In my analysis, the ‘Tree of Thoughts’ framework effectively identifies the problem with simple left-to-right decoding in LMs in tasks like lexical reasoning, and combines the generation and evaluation capabilities of LMs with search over a ‘thought tree’. In a way, the CoT framework can be seen as ‘augmenting’ the input with the intermediate steps, and ToT further ‘navigates’ the best of these augmentations. The paper is comprehensive in the sense that it properly sets-up the IO prompting and CoT baselines for the proposed tasks and studies ablations, which gives an idea of performance of the individual components like pruning, evaluator etc.
- The current approach however, has a lot of human-dependence in my opinion, for example, in deciding the task-specific BFS-vs-DFS, or sample-vs-prompt. Example, in the crossword task, we specifically translate the intermediate thoughts into letter constraints for the next input, and this may be an under-utilization of the capabilities of LM. Handling the process more autonomously, i.e, the LM deciding whether to use the ToT approach, and then strategies for search, state evaluation, though generation etc. could make it more generalizable and efficient, like Alpha-Go with pure RL and no human-intervention. Retrieval augmented generation, where possible, could be used to save some training in the process.
- Two branches never meet in a tree, however in human thought process for tasks like writing a book in some genre, the author may be considering multiple possible story-lines, and then use elements from the other lines into their final approach. A ‘merging’ of nodes or graph-like approach (like the inter-connection of neurons in original neural networks) might thus benefit creative tasks.

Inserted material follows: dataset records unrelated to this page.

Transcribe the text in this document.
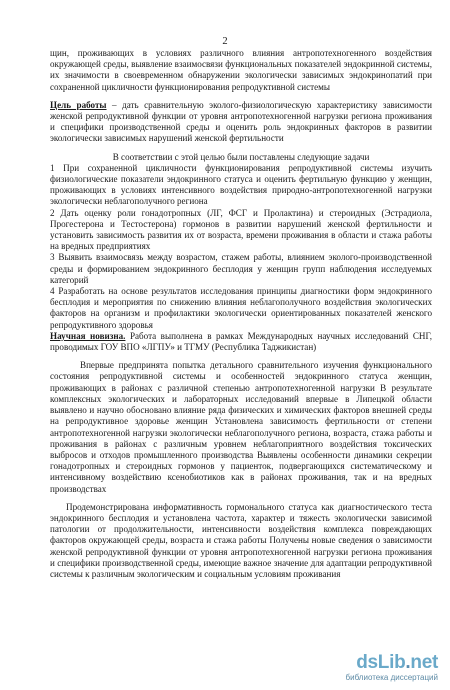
2

щин, проживающих в условиях различного влияния антропотехногенного воздействия окружающей среды, выявление взаимосвязи функциональных показателей эндокринной системы, их значимости в своевременном обнаружении экологически зависимых эндокринопатий при сохраненной цикличности функционирования репродуктивной системы

Цель работы – дать сравнительную эколого-физиологическую характеристику зависимости женской репродуктивной функции от уровня антропотехногенной нагрузки региона проживания и специфики производственной среды и оценить роль эндокринных факторов в развитии экологически зависимых нарушений женской фертильности

В соответствии с этой целью были поставлены следующие задачи

1 При сохраненной цикличности функционирования репродуктивной системы изучить физиологические показатели эндокринного статуса и оценить фертильную функцию у женщин, проживающих в условиях интенсивного воздействия природно-антропотехногенной нагрузки экологически неблагополучного региона

2 Дать оценку роли гонадотропных (ЛГ, ФСГ и Пролактина) и стероидных (Эстрадиола, Прогестерона и Тестостерона) гормонов в развитии нарушений женской фертильности и установить зависимость развития их от возраста, времени проживания в области и стажа работы на вредных предприятиях

3 Выявить взаимосвязь между возрастом, стажем работы, влиянием эколого-производственной среды и формированием эндокринного бесплодия у женщин групп наблюдения исследуемых категорий

4 Разработать на основе результатов исследования принципы диагностики форм эндокринного бесплодия и мероприятия по снижению влияния неблагополучного воздействия экологических факторов на организм и профилактики экологически ориентированных показателей женского репродуктивного здоровья

Научная новизна. Работа выполнена в рамках Международных научных исследований СНГ, проводимых ГОУ ВПО «ЛГПУ» и ТГМУ (Республика Таджикистан)

Впервые предпринята попытка детального сравнительного изучения функционального состояния репродуктивной системы и особенностей эндокринного статуса женщин, проживающих в районах с различной степенью антропотехногенной нагрузки В результате комплексных экологических и лабораторных исследований впервые в Липецкой области выявлено и научно обосновано влияние ряда физических и химических факторов внешней среды на репродуктивное здоровье женщин Установлена зависимость фертильности от степени антропотехногенной нагрузки экологически неблагополучного региона, возраста, стажа работы и проживания в районах с различным уровнем неблагоприятного воздействия токсических выбросов и отходов промышленного производства Выявлены особенности динамики секреции гонадотропных и стероидных гормонов у пациенток, подвергающихся систематическому и интенсивному воздействию ксенобиотиков как в районах проживания, так и на вредных производствах

Продемонстрирована информативность гормонального статуса как диагностического теста эндокринного бесплодия и установлена частота, характер и тяжесть экологически зависимой патологии от продолжительности, интенсивности воздействия комплекса повреждающих факторов окружающей среды, возраста и стажа работы Получены новые сведения о зависимости женской репродуктивной функции от уровня антропотехногенной нагрузки региона проживания и специфики производственной среды, имеющие важное значение для адаптации репродуктивной системы к различным экологическим и социальным условиям проживания

dsLib.net
библиотека диссертаций
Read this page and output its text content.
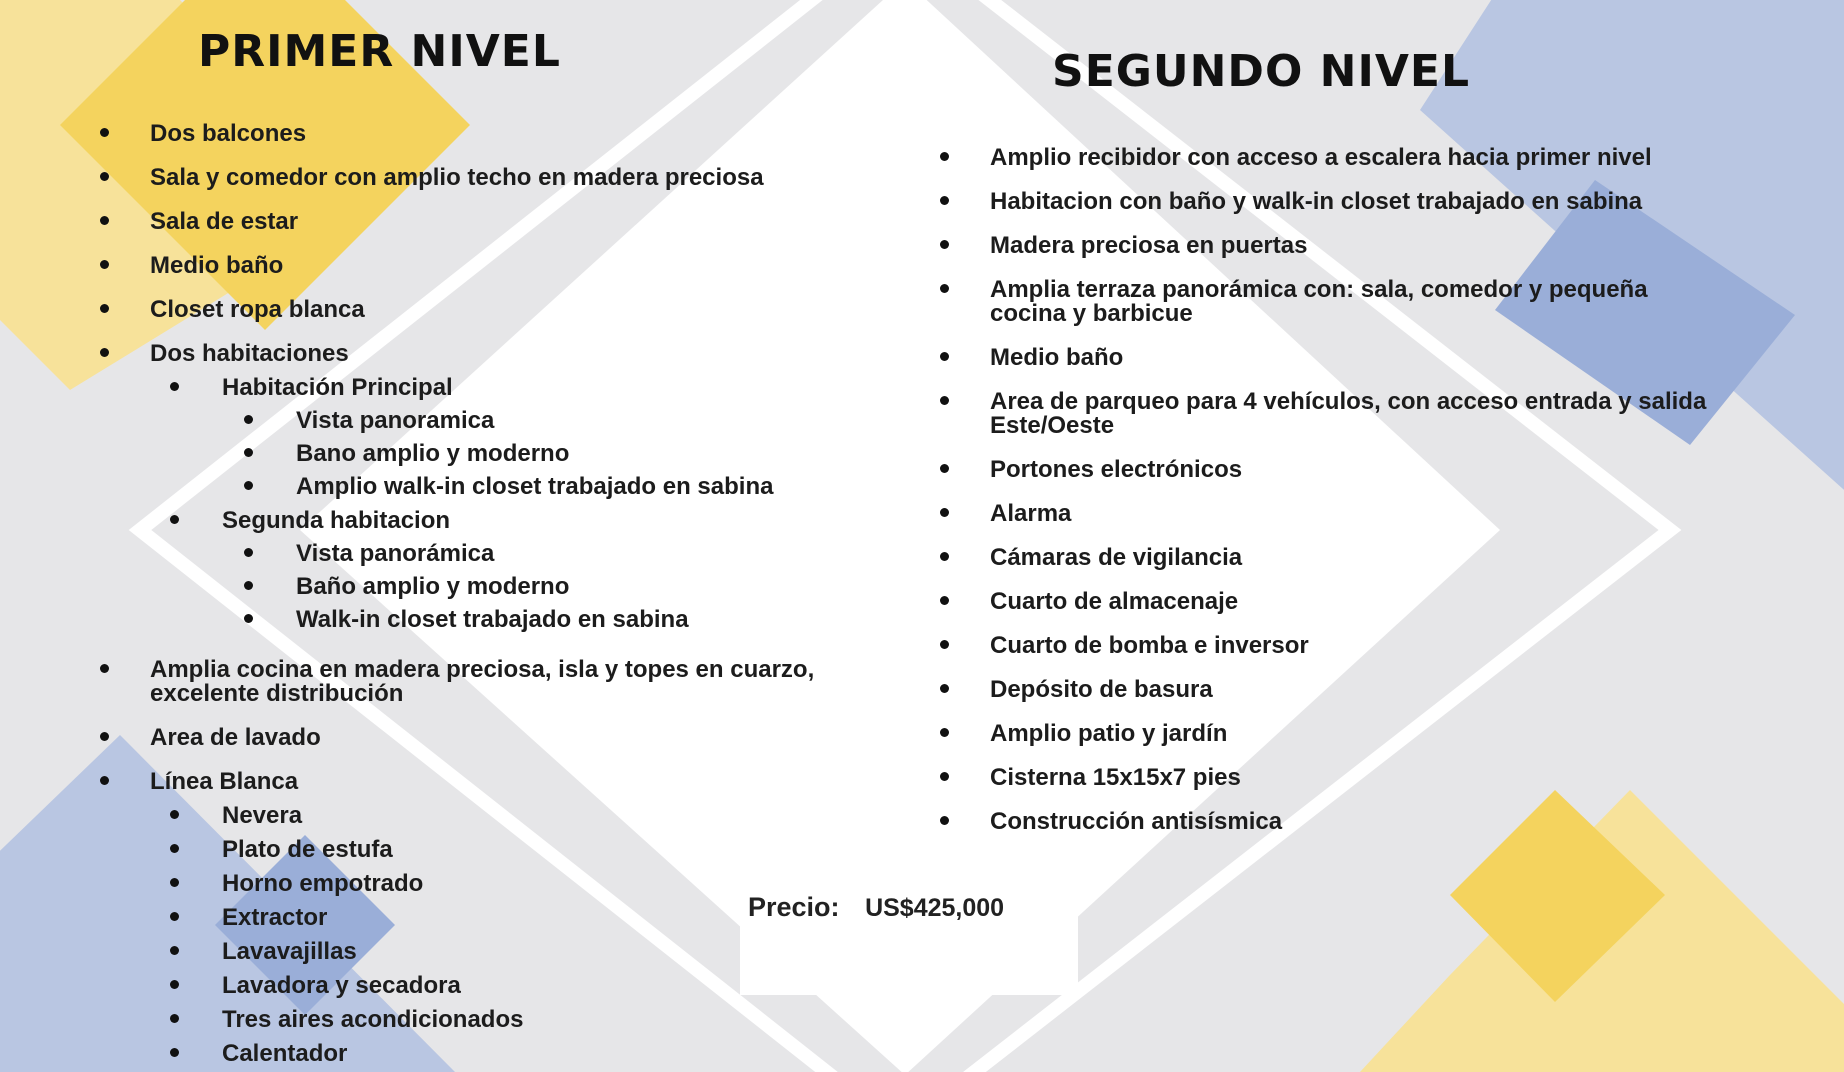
PRIMER NIVEL	SEGUNDO NIVEL
Dos balcones
Sala y comedor con amplio techo en madera preciosa
Sala de estar
Medio baño
Closet ropa blanca
Dos habitaciones
Habitación Principal
Vista panoramica
Bano amplio y moderno
Amplio walk-in closet trabajado en sabina
Segunda habitacion
Vista panorámica
Baño amplio y moderno
Walk-in closet trabajado en sabina
Amplia cocina en madera preciosa, isla y topes en cuarzo, excelente distribución
Area de lavado
Línea Blanca
Nevera
Plato de estufa
Horno empotrado
Extractor
Lavavajillas
Lavadora y secadora
Tres aires acondicionados
Calentador
Amplio recibidor con acceso a escalera hacia primer nivel
Habitacion con baño y walk-in closet trabajado en sabina
Madera preciosa en puertas
Amplia terraza panorámica con: sala, comedor y pequeña cocina y barbicue
Medio baño
Area de parqueo para 4 vehículos, con acceso entrada y salida Este/Oeste
Portones electrónicos
Alarma
Cámaras de vigilancia
Cuarto de almacenaje
Cuarto de bomba e inversor
Depósito de basura
Amplio patio y jardín
Cisterna 15x15x7 pies
Construcción antisísmica
Precio: US$425,000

- Though I believe that the paper works towards a general problem solver and not for specific tasks, increasing number of ToT steps for creative writing tasks – deciding the plan, then working the intricate details within parts of the plan, may improve coherence. This will also probably better suit practical use-cases beyond the task of writing paragraphs with given end-sentences. Another extended research direction would be to extend the framework to handle multimodal tasks.